Electroencephalogram (EEG), which measures and records electrical activity in the brain, is a quick and efficient way of determining whether seizures are the cause of altered mental status (AMS) and spells, according to a study by scientists at the University of California, San Francisco.

The research, which focused on patients who had been given an EEG after being admitted to the hospital for symptoms such as AMS and spells, appears on March 27 in Mayo Clinic Proceedings.

"We have demonstrated a surprisingly high frequency of seizures more than 7 percent in a general inpatient population," said senior investigator John Betjemann, MD, a UCSF assistant professor of neurology. "This tells us that EEG is an underutilized diagnostic tool, and that seizures may be an underappreciated cause of spells and AMS."
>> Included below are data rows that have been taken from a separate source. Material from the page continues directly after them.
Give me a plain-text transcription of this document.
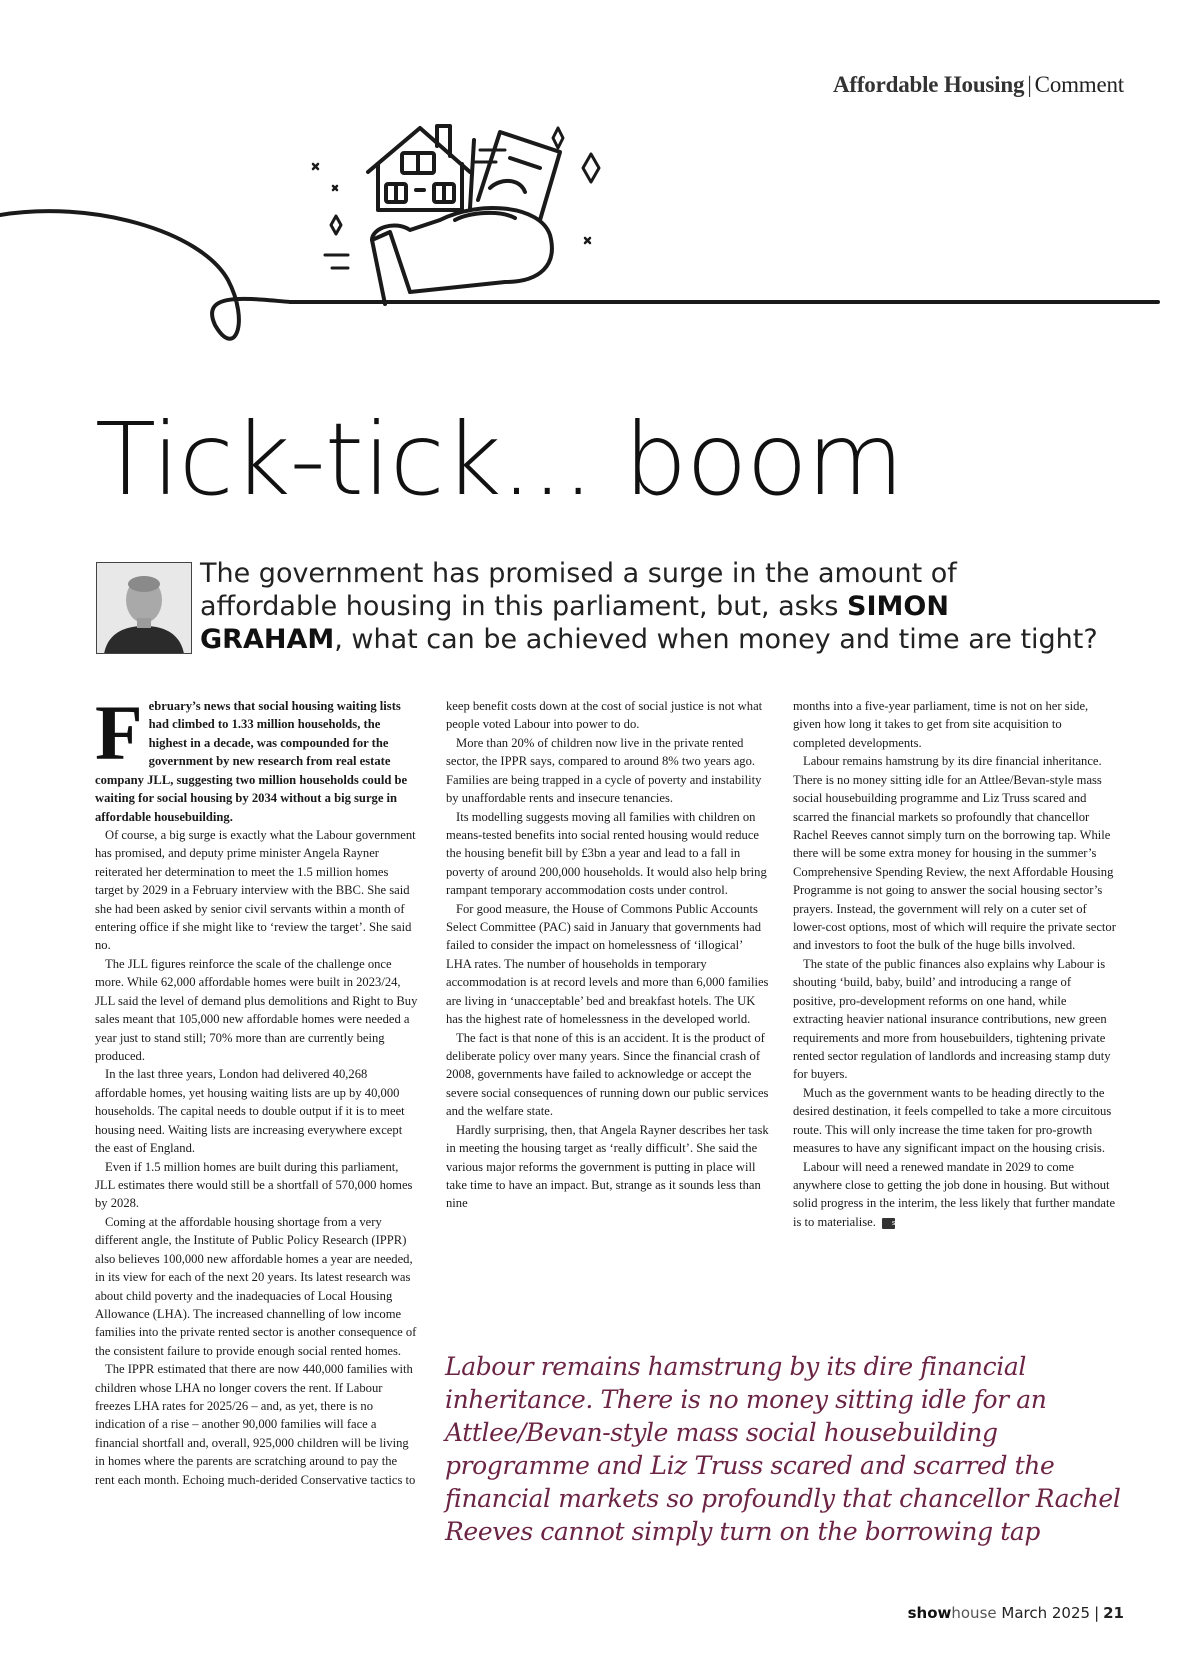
Affordable Housing | Comment
Tick-tick... boom

The government has promised a surge in the amount of affordable housing in this parliament, but, asks SIMON GRAHAM, what can be achieved when money and time are tight?

February’s news that social housing waiting lists had climbed to 1.33 million households, the highest in a decade, was compounded for the government by new research from real estate company JLL, suggesting two million households could be waiting for social housing by 2034 without a big surge in affordable housebuilding.

Of course, a big surge is exactly what the Labour government has promised, and deputy prime minister Angela Rayner reiterated her determination to meet the 1.5 million homes target by 2029 in a February interview with the BBC. She said she had been asked by senior civil servants within a month of entering office if she might like to ‘review the target’. She said no.

The JLL figures reinforce the scale of the challenge once more. While 62,000 affordable homes were built in 2023/24, JLL said the level of demand plus demolitions and Right to Buy sales meant that 105,000 new affordable homes were needed a year just to stand still; 70% more than are currently being produced.

In the last three years, London had delivered 40,268 affordable homes, yet housing waiting lists are up by 40,000 households. The capital needs to double output if it is to meet housing need. Waiting lists are increasing everywhere except the east of England.

Even if 1.5 million homes are built during this parliament, JLL estimates there would still be a shortfall of 570,000 homes by 2028.

Coming at the affordable housing shortage from a very different angle, the Institute of Public Policy Research (IPPR) also believes 100,000 new affordable homes a year are needed, in its view for each of the next 20 years. Its latest research was about child poverty and the inadequacies of Local Housing Allowance (LHA). The increased channelling of low income families into the private rented sector is another consequence of the consistent failure to provide enough social rented homes.

The IPPR estimated that there are now 440,000 families with children whose LHA no longer covers the rent. If Labour freezes LHA rates for 2025/26 – and, as yet, there is no indication of a rise – another 90,000 families will face a financial shortfall and, overall, 925,000 children will be living in homes where the parents are scratching around to pay the rent each month. Echoing much-derided Conservative tactics to

keep benefit costs down at the cost of social justice is not what people voted Labour into power to do.

More than 20% of children now live in the private rented sector, the IPPR says, compared to around 8% two years ago. Families are being trapped in a cycle of poverty and instability by unaffordable rents and insecure tenancies.

Its modelling suggests moving all families with children on means-tested benefits into social rented housing would reduce the housing benefit bill by £3bn a year and lead to a fall in poverty of around 200,000 households. It would also help bring rampant temporary accommodation costs under control.

For good measure, the House of Commons Public Accounts Select Committee (PAC) said in January that governments had failed to consider the impact on homelessness of ‘illogical’ LHA rates. The number of households in temporary accommodation is at record levels and more than 6,000 families are living in ‘unacceptable’ bed and breakfast hotels. The UK has the highest rate of homelessness in the developed world.

The fact is that none of this is an accident. It is the product of deliberate policy over many years. Since the financial crash of 2008, governments have failed to acknowledge or accept the severe social consequences of running down our public services and the welfare state.

Hardly surprising, then, that Angela Rayner describes her task in meeting the housing target as ‘really difficult’. She said the various major reforms the government is putting in place will take time to have an impact. But, strange as it sounds less than nine

months into a five-year parliament, time is not on her side, given how long it takes to get from site acquisition to completed developments.

Labour remains hamstrung by its dire financial inheritance. There is no money sitting idle for an Attlee/Bevan-style mass social housebuilding programme and Liz Truss scared and scarred the financial markets so profoundly that chancellor Rachel Reeves cannot simply turn on the borrowing tap. While there will be some extra money for housing in the summer’s Comprehensive Spending Review, the next Affordable Housing Programme is not going to answer the social housing sector’s prayers. Instead, the government will rely on a cuter set of lower-cost options, most of which will require the private sector and investors to foot the bulk of the huge bills involved.

The state of the public finances also explains why Labour is shouting ‘build, baby, build’ and introducing a range of positive, pro-development reforms on one hand, while extracting heavier national insurance contributions, new green requirements and more from housebuilders, tightening private rented sector regulation of landlords and increasing stamp duty for buyers.

Much as the government wants to be heading directly to the desired destination, it feels compelled to take a more circuitous route. This will only increase the time taken for pro-growth measures to have any significant impact on the housing crisis.

Labour will need a renewed mandate in 2029 to come anywhere close to getting the job done in housing. But without solid progress in the interim, the less likely that further mandate is to materialise. sh

Labour remains hamstrung by its dire financial inheritance. There is no money sitting idle for an Attlee/Bevan-style mass social housebuilding programme and Liz Truss scared and scarred the financial markets so profoundly that chancellor Rachel Reeves cannot simply turn on the borrowing tap

showhouse March 2025 | 21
The results are important, he said, because EEG can identify treatable causes of AMS or spells, and because "it can prompt the physician to look for an underlying reason for seizures in persons who did previously have them."

Seizures are treatable with a number of FDA-approved anticonvulsants, he said, "so patients who are quickly diagnosed can be treated more rapidly and effectively. This may translate to shorter lengths of stay and improved patient outcomes."

In one of the first studies of its kind, Betjemann and his team analyzed the medical records of 1,048 adults who were admitted to a regular inpatient unit of a tertiary care hospital and who underwent an EEG. They found that 7.4 percent of the patients had a seizure of some kind while being monitored.

"As I tell my patients, seizures come in all different flavors, from a dramatic convulsion to a subtle twitching of the face or hand or finger," said Betjemann. "There might be no outward manifestation at all, other than that the person seems a little spacey. It's easily missed by family members and physicians alike, but can be picked up by EEG."

Another 13.4 percent of patients had epileptiform discharges, which are abnormal patterns that indicate patients are at an increased risk of seizures.

Almost 65 percent of patients had their first seizure within one hour of EEG recording, and 89 percent within six hours.

"This is good news for smaller hospitals that don't have 24 hour EEG coverage, but that do have a technician on duty during the day," Betjemann said.

He speculated that lack of 24-hour coverage is a major reason that EEG is not used as an inpatient diagnostic tool as often as it might be. "This paper shows that, fortunately, it's not necessary. Almost two thirds of patients with seizures can be identified in the first hour, and almost 90 percent in the course of a shift."

EEGs are easy to obtain, painless and noninvasive, said Betjemann. "The technician applies some paste and electrodes and hooks up the machine. All the patient has to do is rest in bed."

Betjemann said that the next logical research step would be a prospective study. "We have to start at the beginning, see if patients are altered when they are admitted, and do an EEG in a formal standardized setting. Then we'd want to see how often EEG is changing the management of patients either starting or stopping medications," he said. "A patient may be having spells, and an EEG might tell you this is not a seizure, and that it's important not to treat it with anti-epileptic medications."